Cox of Cega stresses that there is ‘an enormity of variation, both within countries and internationally in respect to standards’ regarding ICU provision. He asserts that everyone involved in the air ambulance industry should strive for the same standards, irrespective of their location: “It should be critical care without walls, globally.” He added: “Ground ICUs within a hospital are defined, but ICU ambulances are not defined.” In respect to the provision of airborne ICU’s, Cox asserts: “I feel that the quality of air ambulance providers is much more about a company’s safety and organisation culture and experience, rather than about guidelines and regulation. Gary Andrews, president of the newly formed International Air Ambulance Alliance (IAAA), an umbrella organisation designed to represent fixed-wing air ambulance carriers, says unequivocally that his organisation believes it is beneficial to unify medical proficiency in the air. And although the IAAA is in its early stages of development, it is working towards such goals. He said to ITIJ that what the members of his group are doing is creating regional teams to understand the various cultural, regulatory and payer expectations by continent so as to learn and adapt to the goal of working with organisations that can achieve global standards. “But we need to learn and understand the variances that exist. [This is] challenging, but rewarding. So we are learning and adapting with the goal of working with organisations that can achieve global standards,” concluded Andrews.

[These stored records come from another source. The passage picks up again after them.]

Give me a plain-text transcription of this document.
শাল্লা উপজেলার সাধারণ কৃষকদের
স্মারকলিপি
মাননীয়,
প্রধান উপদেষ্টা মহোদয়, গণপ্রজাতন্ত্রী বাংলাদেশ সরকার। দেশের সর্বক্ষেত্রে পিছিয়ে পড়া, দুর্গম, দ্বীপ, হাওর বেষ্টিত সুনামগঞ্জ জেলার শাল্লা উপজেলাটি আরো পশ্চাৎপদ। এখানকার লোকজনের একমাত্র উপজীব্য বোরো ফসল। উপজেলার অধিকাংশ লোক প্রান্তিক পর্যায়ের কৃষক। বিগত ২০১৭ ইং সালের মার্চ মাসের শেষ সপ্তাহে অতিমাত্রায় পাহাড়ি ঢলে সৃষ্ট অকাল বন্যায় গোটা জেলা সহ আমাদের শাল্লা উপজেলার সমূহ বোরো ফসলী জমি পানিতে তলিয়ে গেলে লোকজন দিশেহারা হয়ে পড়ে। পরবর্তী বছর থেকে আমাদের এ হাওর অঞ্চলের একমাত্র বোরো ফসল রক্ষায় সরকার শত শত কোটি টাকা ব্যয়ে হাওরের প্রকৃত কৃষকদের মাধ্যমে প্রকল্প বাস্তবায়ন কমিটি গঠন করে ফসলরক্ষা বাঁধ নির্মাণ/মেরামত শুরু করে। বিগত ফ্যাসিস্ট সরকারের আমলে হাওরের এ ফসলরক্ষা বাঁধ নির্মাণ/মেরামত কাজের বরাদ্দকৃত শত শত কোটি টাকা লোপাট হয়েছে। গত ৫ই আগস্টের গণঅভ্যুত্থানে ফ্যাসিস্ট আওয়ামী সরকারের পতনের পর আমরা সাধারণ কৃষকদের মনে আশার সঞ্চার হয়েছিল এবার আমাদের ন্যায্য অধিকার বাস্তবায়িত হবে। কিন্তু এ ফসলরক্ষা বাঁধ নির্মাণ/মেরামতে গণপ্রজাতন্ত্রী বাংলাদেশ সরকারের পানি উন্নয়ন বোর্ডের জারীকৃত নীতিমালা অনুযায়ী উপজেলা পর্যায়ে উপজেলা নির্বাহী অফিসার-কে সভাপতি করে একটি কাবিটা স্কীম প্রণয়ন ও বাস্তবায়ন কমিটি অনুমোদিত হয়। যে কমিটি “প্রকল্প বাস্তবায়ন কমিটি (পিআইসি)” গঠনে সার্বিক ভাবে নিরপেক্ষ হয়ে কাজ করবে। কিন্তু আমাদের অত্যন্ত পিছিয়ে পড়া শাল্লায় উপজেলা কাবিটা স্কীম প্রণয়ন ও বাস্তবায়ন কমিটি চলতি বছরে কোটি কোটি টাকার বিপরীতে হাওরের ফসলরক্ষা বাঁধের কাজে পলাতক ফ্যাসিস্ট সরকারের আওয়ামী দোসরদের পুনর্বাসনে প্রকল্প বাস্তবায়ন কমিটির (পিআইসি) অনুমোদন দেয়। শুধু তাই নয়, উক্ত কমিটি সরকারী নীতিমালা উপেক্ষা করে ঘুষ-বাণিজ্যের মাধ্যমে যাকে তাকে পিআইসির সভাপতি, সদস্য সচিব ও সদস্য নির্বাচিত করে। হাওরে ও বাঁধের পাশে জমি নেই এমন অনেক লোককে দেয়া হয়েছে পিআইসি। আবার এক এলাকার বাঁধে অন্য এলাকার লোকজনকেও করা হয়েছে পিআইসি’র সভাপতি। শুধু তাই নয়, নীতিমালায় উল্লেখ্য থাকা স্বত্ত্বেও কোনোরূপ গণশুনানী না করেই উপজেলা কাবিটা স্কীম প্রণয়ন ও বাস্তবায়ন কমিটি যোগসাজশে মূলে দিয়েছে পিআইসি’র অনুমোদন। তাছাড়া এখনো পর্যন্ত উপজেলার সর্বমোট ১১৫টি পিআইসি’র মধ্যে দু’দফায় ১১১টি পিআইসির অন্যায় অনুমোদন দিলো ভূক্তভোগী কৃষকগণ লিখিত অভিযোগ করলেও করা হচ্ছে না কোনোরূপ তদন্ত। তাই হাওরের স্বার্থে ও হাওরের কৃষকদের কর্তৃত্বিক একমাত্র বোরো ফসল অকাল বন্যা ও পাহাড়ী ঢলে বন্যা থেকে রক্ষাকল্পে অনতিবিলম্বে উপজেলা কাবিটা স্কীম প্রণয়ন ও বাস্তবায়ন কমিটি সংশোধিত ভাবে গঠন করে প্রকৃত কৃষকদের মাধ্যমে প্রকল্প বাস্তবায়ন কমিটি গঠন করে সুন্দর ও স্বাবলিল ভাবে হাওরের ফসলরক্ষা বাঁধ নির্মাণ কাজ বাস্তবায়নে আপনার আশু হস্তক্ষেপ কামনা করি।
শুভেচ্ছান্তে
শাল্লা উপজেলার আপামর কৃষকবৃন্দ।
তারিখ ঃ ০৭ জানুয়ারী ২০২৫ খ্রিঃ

It was primarily battlefield imperatives that propelled the air ambulance into the ubiquitous vehicle that healthcare providers rely on today – from transporting organs for otherwise terminal patients, to carrying patients to facilities that can save their lives. They are now, though, a fact of life and healthcare systems in virtually all countries on all continents. They have earned their role and have adapted and can now offer to transfer even the most critically ill of patients. The challenge now, though, is to make such ICU services consistent, and to operate in a transparent manner that means the insurer and partner assistance firm can be safe in the knowledge that the ICU air ambulance it has contracted to do the mission really can live up to its service promise.